Perhaps, one of the main distinctive features of the Mediterranean diet is the seafood. All kinds of fish, mussels, shrimps, lobsters, squid, scallops are included in the daily menu of Greeks, Spaniards, Maltese. Seafood baked, fried on a grate or stew. Never fall in flour, and if oil is added, then quite a bit. However, the Mediterranean diet can not be considered vegetarian: the inhabitants of the coast do not refuse meat. Just eat it no more than twice a week, usually choosing dietary - chicken, rabbit, veal; mutton and pork are rarely cooked here.

Dairy

Favorites of the southern table are sour-milk products with a low percentage of fat content: yoghurt, buttermilk, soft cheeses. They are eaten separately and in different dishes. Balkan cuisine is difficult to imagine without a local kind of cheese - feta.

Olive oil

It is added almost everywhere - in salads, soups, second courses. Used alone or as part of sauces. If you have to fry, the olive is also poured into the pan. You should eat by adding only olive oil.

Wine

A glass of dry red is a great addition to a dinner or dinner. Scientists say that it is its antioxidants that strengthen the blood vessels and heart.

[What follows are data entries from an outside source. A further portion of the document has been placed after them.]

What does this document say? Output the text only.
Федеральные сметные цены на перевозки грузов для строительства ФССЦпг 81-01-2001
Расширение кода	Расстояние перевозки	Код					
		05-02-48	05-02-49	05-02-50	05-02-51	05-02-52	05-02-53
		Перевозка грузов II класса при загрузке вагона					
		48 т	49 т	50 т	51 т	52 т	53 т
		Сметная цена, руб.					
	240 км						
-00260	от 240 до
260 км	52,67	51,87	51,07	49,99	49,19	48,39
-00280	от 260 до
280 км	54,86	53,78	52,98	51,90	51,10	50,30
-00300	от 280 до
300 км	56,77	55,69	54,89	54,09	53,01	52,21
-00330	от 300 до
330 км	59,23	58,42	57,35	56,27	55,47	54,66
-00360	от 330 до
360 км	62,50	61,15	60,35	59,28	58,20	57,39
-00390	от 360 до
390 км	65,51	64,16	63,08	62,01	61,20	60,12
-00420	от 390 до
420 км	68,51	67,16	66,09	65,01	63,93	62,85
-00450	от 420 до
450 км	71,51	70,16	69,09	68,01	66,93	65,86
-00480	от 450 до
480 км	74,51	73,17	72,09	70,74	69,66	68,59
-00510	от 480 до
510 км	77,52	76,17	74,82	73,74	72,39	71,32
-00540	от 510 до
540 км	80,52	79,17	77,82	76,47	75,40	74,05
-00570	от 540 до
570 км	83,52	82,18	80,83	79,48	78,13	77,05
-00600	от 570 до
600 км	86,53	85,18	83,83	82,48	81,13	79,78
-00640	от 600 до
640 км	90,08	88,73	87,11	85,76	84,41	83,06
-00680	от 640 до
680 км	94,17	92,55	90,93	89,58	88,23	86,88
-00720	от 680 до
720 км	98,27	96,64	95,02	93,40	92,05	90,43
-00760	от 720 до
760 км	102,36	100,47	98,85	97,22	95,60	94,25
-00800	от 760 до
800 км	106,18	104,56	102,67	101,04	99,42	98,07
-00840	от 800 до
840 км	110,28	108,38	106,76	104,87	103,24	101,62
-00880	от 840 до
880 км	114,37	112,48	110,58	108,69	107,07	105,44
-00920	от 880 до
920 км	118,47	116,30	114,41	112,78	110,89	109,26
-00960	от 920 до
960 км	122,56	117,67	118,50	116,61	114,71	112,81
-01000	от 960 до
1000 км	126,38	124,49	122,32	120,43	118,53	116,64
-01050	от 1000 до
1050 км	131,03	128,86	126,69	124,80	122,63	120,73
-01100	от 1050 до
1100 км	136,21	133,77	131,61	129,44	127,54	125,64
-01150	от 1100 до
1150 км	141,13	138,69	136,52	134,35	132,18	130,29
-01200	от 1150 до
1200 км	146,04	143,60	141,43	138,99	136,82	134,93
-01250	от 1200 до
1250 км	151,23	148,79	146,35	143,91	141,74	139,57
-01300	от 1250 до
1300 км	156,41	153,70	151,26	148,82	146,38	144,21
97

What is good for a Southerner, then ...

Alas, the Mediterranean food system has its drawbacks. First of all, this is, of course, the price of ingredients: after all, our seafood, except for shrimp, does not differ in cheapness. Although for the sake of justice we say that a lot of them are not necessary - according to the derived formula, they should make up 10% of the caloric content of the diet. And expensive varieties of fish can be replaced with cheaper ones, such as mackerel or herring. In addition, we often abuse alcohol, they find it difficult to confine themselves to one glass. A large amount of alcohol dulls the feeling of satiety and causes overeating.